05. August 2026 um 08:39

La Direction générale des impôts (DGI) poursuit la digitalisation de ses services. Elle a annoncé, mardi, le lancement d’une plateforme électronique consacrée à la déclaration d’existence, plus connue sous le nom de “patente”.

Accessible aux particuliers comme aux professionnels, cette plateforme permet d’effectuer l’ensemble des démarches en ligne, sans se déplacer aux bureaux de l’administration fiscale.

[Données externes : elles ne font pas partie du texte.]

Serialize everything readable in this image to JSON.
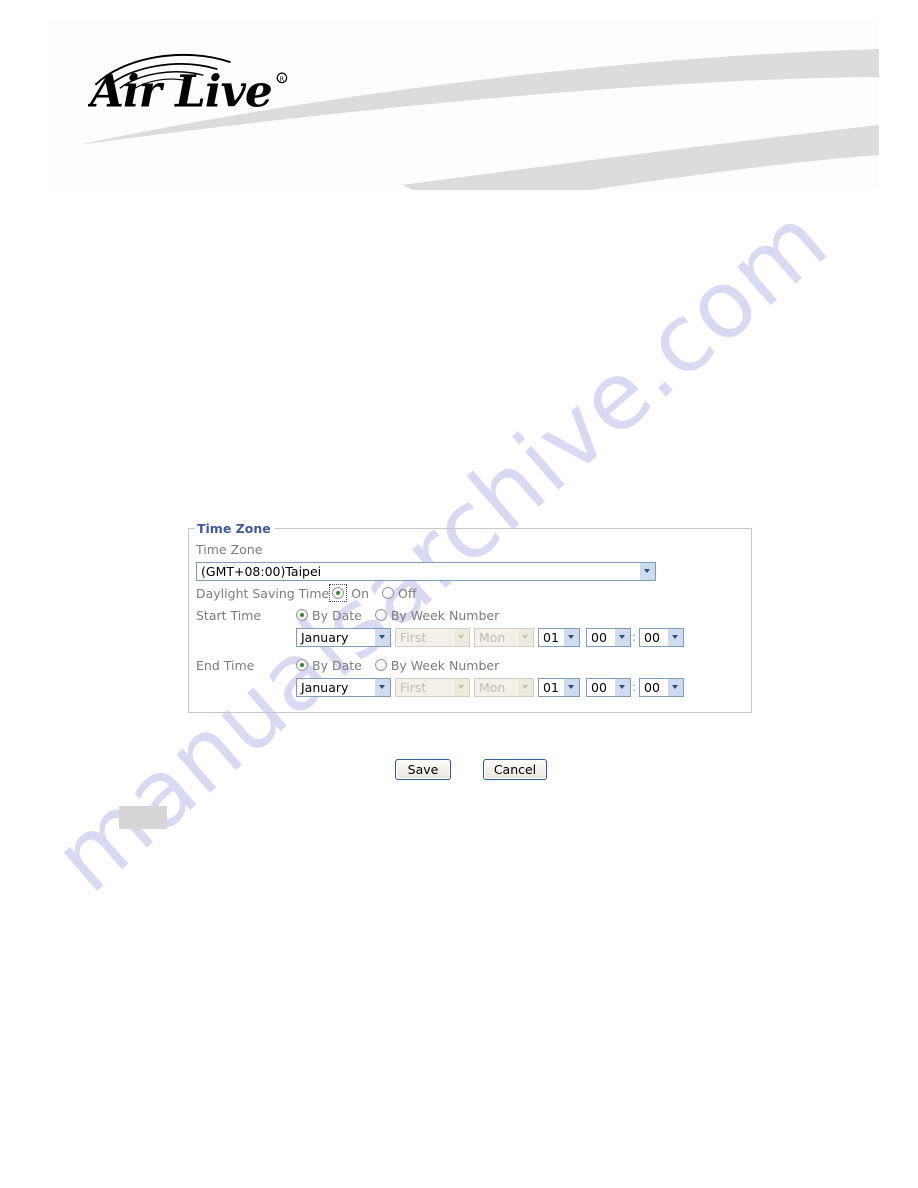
{
  "document": {
    "brand": "AirLive",
    "brand_trademark": "®",
    "watermark": "manualsarchive.com"
  },
  "form": {
    "legend": "Time Zone",
    "timezone": {
      "label": "Time Zone",
      "value": "(GMT+08:00)Taipei"
    },
    "daylight_saving": {
      "label": "Daylight Saving Time",
      "on_label": "On",
      "off_label": "Off",
      "selected": "On"
    },
    "start_time": {
      "label": "Start Time",
      "mode_by_date_label": "By Date",
      "mode_by_week_label": "By Week Number",
      "mode_selected": "By Date",
      "month": "January",
      "week": "First",
      "weekday": "Mon",
      "day": "01",
      "hour": "00",
      "minute": "00",
      "time_separator": ":"
    },
    "end_time": {
      "label": "End Time",
      "mode_by_date_label": "By Date",
      "mode_by_week_label": "By Week Number",
      "mode_selected": "By Date",
      "month": "January",
      "week": "First",
      "weekday": "Mon",
      "day": "01",
      "hour": "00",
      "minute": "00",
      "time_separator": ":"
    }
  },
  "actions": {
    "save_label": "Save",
    "cancel_label": "Cancel"
  },
  "colors": {
    "legend_blue": "#3d5a9e",
    "label_gray": "#7c7c7c",
    "select_border": "#7f9db9",
    "arrow_fill": "#cfdcf0",
    "radio_dot_green": "#2e8b2e",
    "button_border": "#2f5c94",
    "fieldset_border": "#c6c6c6",
    "swoosh_gray": "#dcdcdc",
    "watermark_lavender": "#d9d9f3",
    "redaction_gray": "#d6d6d6"
  }
}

Le nouveau service est disponible 24 heures sur 24 et 7 jours sur 7. Les contribuables peuvent déposer une demande de déclaration d’existence, mettre à jour leurs informations fiscales et télécharger leur carte d’identification fiscale après validation de leur dossier.

La plateforme permet également de suivre, en temps réel, l’avancement des demandes. Des notifications sont envoyées aux utilisateurs à chaque étape du traitement afin de les tenir informés de l’évolution de leur dossier.

Selon la DGI, cette digitalisation vise à simplifier les procédures administratives, à réduire les délais de traitement et à renforcer la transparence dans la gestion des dossiers. Elle doit aussi améliorer la qualité des services proposés aux citoyens et aux entreprises en limitant les déplacements et les formalités papier.

L’administration fiscale souligne par ailleurs que la plateforme répond aux exigences de sécurité et de protection des données personnelles, afin de garantir la confidentialité des informations échangées.

Ce nouveau portail s’inscrit dans le programme de transformation numérique engagé par l’administration tunisienne. L’objectif est d’accélérer la modernisation des services publics et de proposer des prestations plus rapides, plus accessibles et mieux adaptées aux besoins des contribuables.